Hi all,
I have a host cluster with about 20 esxi hosts. HA and DRS is enabled.
If I set one host to maintenance mode and then reboot the host I get a network redundancy loss alert on three of my other hosts. The hosts are up und running with no failure and the vms work fine but I wonder why this happens. Any suggestions?
This aleart usually pops up if you have just one uplink on your management network. To avoid this error you can configure the management network with two network cards and team them. Either by keeping both active or one active and another standby.
If you already have the teaming and still getting the error you can refer this KB Article http://kb.vmware.com/selfservice/microsites/search.do?language=en_US&cmd=displayKC&externalId=100470...
Hi,
thanks for reply.
all Hosts are connected with 2 Nics to the Management Portgroup on a vDSwitch. The Teaming and Failover setting is active active.
Are the servers heartbeating each other and this is the cause? I thougt that for cluster heartbeating the datastores are used?

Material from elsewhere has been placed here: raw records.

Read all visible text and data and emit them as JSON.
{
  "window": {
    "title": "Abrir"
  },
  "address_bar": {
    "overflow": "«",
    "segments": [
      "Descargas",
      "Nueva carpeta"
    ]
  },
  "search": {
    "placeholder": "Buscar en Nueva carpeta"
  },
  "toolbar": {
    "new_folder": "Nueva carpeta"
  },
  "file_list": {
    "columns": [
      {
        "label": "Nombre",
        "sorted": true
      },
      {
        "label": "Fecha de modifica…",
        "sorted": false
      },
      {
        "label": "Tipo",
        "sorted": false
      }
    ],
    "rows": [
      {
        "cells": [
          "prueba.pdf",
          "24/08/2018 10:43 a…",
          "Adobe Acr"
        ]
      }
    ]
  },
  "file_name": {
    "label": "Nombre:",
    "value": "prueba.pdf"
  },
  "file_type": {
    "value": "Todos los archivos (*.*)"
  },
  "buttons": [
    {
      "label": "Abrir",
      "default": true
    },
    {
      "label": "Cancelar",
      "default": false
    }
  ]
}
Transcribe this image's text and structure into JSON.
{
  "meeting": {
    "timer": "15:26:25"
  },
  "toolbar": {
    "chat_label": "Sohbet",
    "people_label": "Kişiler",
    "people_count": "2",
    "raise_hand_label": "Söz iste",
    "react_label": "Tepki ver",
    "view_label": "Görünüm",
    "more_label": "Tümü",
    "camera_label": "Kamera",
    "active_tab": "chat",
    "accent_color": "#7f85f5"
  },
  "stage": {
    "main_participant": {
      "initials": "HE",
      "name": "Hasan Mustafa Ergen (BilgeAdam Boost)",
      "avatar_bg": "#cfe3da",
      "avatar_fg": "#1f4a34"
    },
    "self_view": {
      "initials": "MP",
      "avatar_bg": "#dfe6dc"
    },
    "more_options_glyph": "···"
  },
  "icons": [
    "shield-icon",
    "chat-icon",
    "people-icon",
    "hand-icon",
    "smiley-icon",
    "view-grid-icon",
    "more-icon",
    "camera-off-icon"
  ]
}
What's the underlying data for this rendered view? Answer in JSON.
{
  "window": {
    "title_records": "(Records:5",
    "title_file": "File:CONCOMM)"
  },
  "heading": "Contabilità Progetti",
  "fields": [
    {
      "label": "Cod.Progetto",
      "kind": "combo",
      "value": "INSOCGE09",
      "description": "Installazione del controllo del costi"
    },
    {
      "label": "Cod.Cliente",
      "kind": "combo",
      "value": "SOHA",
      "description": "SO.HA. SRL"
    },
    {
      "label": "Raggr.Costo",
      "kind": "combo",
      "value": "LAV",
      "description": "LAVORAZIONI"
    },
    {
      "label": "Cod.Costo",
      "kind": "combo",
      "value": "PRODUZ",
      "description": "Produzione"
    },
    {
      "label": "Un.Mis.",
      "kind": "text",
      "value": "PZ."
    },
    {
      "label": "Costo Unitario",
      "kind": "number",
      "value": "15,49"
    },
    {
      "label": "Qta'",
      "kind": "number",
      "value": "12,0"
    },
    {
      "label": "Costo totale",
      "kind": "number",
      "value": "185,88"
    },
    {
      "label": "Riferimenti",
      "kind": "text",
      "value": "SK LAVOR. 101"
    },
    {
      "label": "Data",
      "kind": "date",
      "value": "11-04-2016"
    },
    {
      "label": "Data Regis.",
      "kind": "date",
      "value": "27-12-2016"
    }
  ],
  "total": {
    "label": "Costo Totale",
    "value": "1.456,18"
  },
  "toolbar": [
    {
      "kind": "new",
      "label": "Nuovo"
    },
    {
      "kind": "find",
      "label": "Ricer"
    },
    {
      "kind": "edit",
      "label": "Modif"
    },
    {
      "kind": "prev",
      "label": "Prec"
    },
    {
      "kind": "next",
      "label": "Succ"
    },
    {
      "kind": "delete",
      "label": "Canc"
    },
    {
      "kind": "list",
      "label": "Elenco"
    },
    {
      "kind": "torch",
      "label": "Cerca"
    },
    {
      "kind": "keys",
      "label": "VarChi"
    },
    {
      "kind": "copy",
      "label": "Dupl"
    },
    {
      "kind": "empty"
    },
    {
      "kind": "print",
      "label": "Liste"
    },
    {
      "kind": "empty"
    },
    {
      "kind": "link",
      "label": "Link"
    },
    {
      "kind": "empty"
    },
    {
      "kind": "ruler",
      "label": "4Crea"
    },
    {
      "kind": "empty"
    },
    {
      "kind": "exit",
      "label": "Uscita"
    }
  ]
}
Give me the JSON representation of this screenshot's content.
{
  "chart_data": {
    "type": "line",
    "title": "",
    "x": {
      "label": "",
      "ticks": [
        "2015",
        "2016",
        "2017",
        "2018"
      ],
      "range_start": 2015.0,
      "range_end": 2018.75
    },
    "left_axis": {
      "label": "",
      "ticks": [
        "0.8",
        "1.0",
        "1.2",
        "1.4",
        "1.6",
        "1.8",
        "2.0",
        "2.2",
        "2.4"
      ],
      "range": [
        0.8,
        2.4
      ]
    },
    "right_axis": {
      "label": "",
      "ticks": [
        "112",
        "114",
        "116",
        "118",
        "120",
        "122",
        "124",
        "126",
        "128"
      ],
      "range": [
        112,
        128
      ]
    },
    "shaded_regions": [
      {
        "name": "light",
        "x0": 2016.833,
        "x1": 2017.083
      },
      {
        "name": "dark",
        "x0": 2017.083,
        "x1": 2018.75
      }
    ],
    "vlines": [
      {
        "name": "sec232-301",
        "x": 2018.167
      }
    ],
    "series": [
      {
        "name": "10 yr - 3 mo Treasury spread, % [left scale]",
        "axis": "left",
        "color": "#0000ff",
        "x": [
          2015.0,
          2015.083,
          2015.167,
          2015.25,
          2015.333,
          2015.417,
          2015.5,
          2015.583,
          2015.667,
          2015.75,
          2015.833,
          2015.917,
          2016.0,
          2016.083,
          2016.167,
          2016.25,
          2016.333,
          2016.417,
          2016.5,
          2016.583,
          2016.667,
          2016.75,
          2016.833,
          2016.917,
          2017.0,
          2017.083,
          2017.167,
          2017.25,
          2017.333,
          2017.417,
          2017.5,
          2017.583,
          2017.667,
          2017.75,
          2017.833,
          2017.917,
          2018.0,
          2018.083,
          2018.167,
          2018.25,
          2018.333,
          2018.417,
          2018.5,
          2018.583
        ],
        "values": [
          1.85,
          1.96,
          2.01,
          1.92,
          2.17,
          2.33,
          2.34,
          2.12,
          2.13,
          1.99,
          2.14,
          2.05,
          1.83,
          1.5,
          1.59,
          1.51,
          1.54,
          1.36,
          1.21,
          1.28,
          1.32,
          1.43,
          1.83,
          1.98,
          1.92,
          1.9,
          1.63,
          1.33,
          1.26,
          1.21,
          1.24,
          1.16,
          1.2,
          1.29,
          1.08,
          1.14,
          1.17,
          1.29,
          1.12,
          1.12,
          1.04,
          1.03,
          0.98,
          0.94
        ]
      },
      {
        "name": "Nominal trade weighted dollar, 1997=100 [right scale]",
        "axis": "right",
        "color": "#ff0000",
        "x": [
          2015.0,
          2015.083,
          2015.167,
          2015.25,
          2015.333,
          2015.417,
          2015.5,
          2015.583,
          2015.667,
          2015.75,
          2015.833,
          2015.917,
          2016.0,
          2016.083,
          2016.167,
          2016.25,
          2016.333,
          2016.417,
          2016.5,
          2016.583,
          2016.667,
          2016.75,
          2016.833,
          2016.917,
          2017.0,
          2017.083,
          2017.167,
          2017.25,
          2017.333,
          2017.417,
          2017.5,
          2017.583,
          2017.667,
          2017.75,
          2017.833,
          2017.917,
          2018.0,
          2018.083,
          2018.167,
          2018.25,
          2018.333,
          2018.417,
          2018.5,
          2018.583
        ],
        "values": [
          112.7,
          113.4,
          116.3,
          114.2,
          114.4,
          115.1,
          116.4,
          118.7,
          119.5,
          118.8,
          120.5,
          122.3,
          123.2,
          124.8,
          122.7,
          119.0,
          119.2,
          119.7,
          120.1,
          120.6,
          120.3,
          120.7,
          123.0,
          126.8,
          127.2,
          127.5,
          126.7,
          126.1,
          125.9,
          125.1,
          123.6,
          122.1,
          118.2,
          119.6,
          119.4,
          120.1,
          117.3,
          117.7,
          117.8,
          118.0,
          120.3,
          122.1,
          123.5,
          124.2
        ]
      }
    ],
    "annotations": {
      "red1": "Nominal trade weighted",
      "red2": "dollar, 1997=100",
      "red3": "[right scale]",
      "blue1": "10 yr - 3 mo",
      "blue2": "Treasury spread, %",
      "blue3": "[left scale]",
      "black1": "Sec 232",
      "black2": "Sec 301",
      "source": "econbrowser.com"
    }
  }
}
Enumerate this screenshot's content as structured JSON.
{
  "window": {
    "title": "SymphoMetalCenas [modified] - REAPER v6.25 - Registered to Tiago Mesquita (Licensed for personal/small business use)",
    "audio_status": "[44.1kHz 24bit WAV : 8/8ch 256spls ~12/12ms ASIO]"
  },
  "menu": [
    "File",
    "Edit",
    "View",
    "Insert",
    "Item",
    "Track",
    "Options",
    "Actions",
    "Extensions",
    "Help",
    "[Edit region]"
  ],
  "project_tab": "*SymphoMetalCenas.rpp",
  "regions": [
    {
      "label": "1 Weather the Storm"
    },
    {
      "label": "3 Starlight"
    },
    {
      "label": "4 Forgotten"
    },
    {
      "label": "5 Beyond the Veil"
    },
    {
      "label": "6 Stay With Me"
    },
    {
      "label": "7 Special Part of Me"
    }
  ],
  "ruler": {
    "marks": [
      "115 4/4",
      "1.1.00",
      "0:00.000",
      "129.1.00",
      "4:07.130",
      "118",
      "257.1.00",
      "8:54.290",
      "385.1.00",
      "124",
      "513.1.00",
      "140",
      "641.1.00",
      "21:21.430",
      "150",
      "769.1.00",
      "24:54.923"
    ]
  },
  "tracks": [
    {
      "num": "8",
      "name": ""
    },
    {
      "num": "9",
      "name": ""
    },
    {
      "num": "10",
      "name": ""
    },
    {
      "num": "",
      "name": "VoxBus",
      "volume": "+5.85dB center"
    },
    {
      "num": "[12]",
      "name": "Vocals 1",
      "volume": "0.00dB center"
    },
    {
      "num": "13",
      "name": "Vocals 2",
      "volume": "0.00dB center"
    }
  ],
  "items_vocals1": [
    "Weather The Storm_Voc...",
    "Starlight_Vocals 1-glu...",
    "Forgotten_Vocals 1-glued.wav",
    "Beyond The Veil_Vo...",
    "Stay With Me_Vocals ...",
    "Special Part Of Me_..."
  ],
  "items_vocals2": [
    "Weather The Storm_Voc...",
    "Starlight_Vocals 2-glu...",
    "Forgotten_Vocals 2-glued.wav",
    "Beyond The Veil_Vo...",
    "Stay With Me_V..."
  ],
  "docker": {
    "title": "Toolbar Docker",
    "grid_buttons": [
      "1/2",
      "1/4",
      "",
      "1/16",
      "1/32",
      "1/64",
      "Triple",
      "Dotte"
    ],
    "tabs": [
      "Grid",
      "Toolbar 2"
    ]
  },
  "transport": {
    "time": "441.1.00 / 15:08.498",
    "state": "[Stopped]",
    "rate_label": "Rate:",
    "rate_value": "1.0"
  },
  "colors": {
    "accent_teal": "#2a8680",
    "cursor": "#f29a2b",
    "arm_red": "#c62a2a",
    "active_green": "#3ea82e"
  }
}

I only would like to ensure that no misconfiguration in my environment exists and I get in future trouble. But sounds that this is normal behavior.
Hi,
Do the physical switches report any loss of link? I don't think this is by design, because in all my enviroments, I don't see this issue. Are both nics added as active?
All hosts are added with two nics to the portgroup, yes they are both placed under active uplinks in the Management Portgroup. I dont understand why one host affects the others when rebooting.
Do the physical switches report loss of link? Is it always the same machine reporting this?
I have to simulate this again while the networking guys have a eye on this. I think its always the same what happens: Reboot vm033 and vm031, vm035 and vm036 are getting the alert. On reboot of other hosts nothing happens.
I will try to reproduce and let you know.
Thanks, that would help. You could also monitor the vmkernel.log (tail -f /var/log/vmkernel.log via SSH) once you do this.
Did you see the KB Article posted?
Hi,
digging deeper I found an interesting fact. Its not the management nic thats create the alert, its the iscsi one!!
ISCSI is also configured with 2 physical nics on an vds but with 2 port-groups iscsi_A and iscsi_B. The two uplinks have each a own IP on the same subnet. On ISCSI_A the dvUplink1 is active and dvUplink2 not used, on the ISCSI_B vice versa.
So you have multipathing configured. I'm still curious to see if the networking guys see a physical link go down.
Ok i have now the feedback from netwoking, the links went down at this moment I rebooted the host.
The links on an OTHER host went down once you rebooted a different host?
Thats what confusing me.
I have vm020, vm021, vm022..... to vm041
If I reboot vm035, I get the alert on vm029, vm031 and vm033.
Mysterious.
Check this together with the network team. That might be your issue:
Ok, thank you very much, I will check with networking devision and mark your answer as the right one if succeeded.